Original Research: Abstract for “Cutting Edge: Critical Roles for Microbiota-Mediated Regulation of the Immune System in a Prenatal Immune Activation Model of Autism” by Catherine R. Lammert, Elizabeth L. Frost, Ashley C. Bolte, Matt J. Paysour, Mariah E. Shaw, Calli E. Bellinger, Thaddeus K. Weigel, Eli R. Zunder and John R. Lukens in Journal of Immunology. Published July 2 2018.

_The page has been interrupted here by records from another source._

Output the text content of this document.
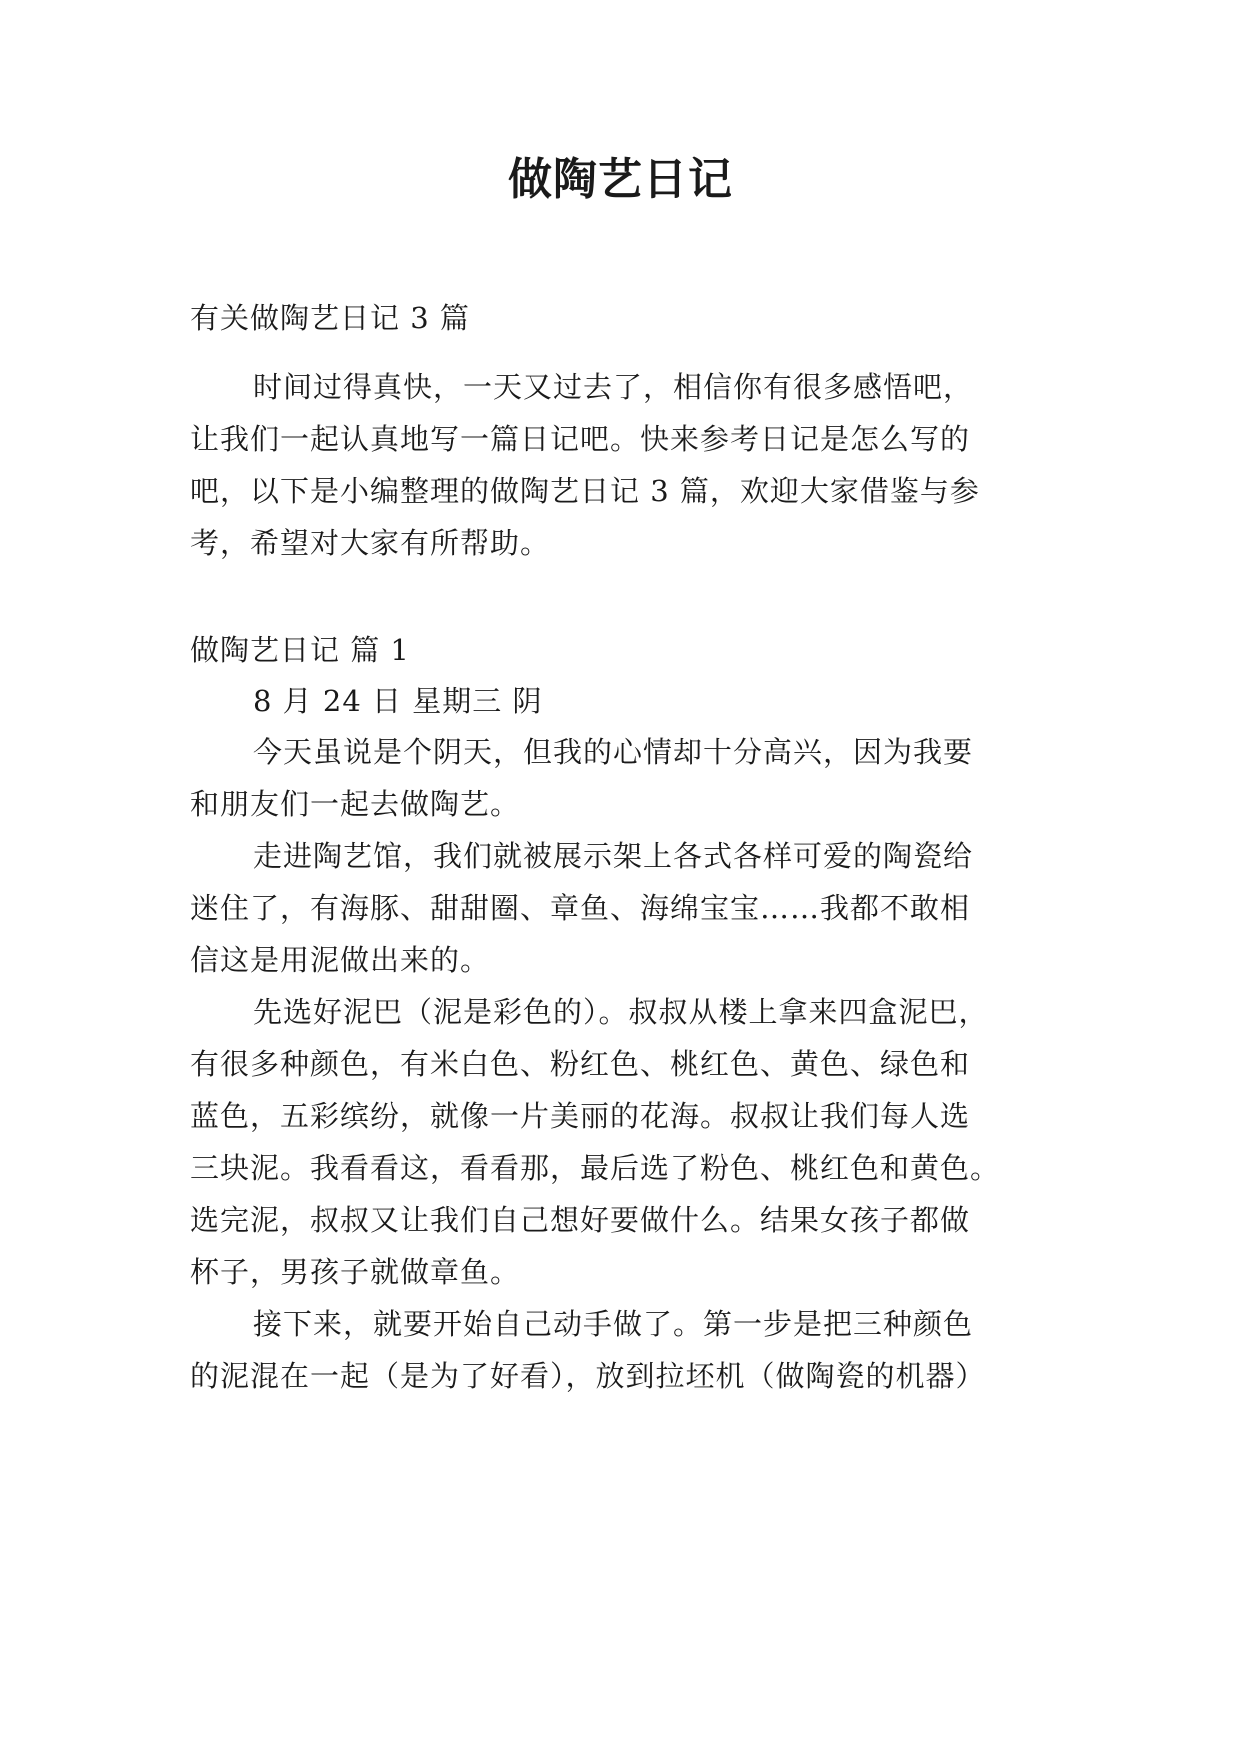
做陶艺日记
有关做陶艺日记 3 篇
时间过得真快，一天又过去了，相信你有很多感悟吧，
让我们一起认真地写一篇日记吧。快来参考日记是怎么写的
吧，以下是小编整理的做陶艺日记 3 篇，欢迎大家借鉴与参
考，希望对大家有所帮助。
做陶艺日记 篇 1
8 月 24 日 星期三 阴
今天虽说是个阴天，但我的心情却十分高兴，因为我要
和朋友们一起去做陶艺。
走进陶艺馆，我们就被展示架上各式各样可爱的陶瓷给
迷住了，有海豚、甜甜圈、章鱼、海绵宝宝……我都不敢相
信这是用泥做出来的。
先选好泥巴（泥是彩色的）。叔叔从楼上拿来四盒泥巴，
有很多种颜色，有米白色、粉红色、桃红色、黄色、绿色和
蓝色，五彩缤纷，就像一片美丽的花海。叔叔让我们每人选
三块泥。我看看这，看看那，最后选了粉色、桃红色和黄色。
选完泥，叔叔又让我们自己想好要做什么。结果女孩子都做
杯子，男孩子就做章鱼。
接下来，就要开始自己动手做了。第一步是把三种颜色
的泥混在一起（是为了好看），放到拉坯机（做陶瓷的机器）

Cutting Edge: Critical Roles for Microbiota-Mediated Regulation of the Immune System in a Prenatal Immune Activation Model of Autism
Recent studies suggest that autism is often associated with dysregulated immune responses and altered microbiota composition. This has led to growing speculation about potential roles for hyperactive immune responses and the microbiome in autism. Yet how microbiome–immune cross-talk contributes to neurodevelopmental disorders currently remains poorly understood. In this study, we report critical roles for prenatal microbiota composition in the development of behavioral abnormalities in a murine maternal immune activation (MIA) model of autism that is driven by the viral mimetic polyinosinic-polycytidylic acid. We show that preconception microbiota transplantation can transfer susceptibility to MIA-associated neurodevelopmental disease and that this is associated with modulation of the maternal immune response. Furthermore, we find that ablation of IL-17a signaling provides protection against the development of neurodevelopmental abnormalities in MIA offspring. Our findings suggest that microbiota landscape can influence MIA-induced neurodevelopmental disease pathogenesis and that this occurs as a result of microflora-associated calibration of gestational IL-17a responses.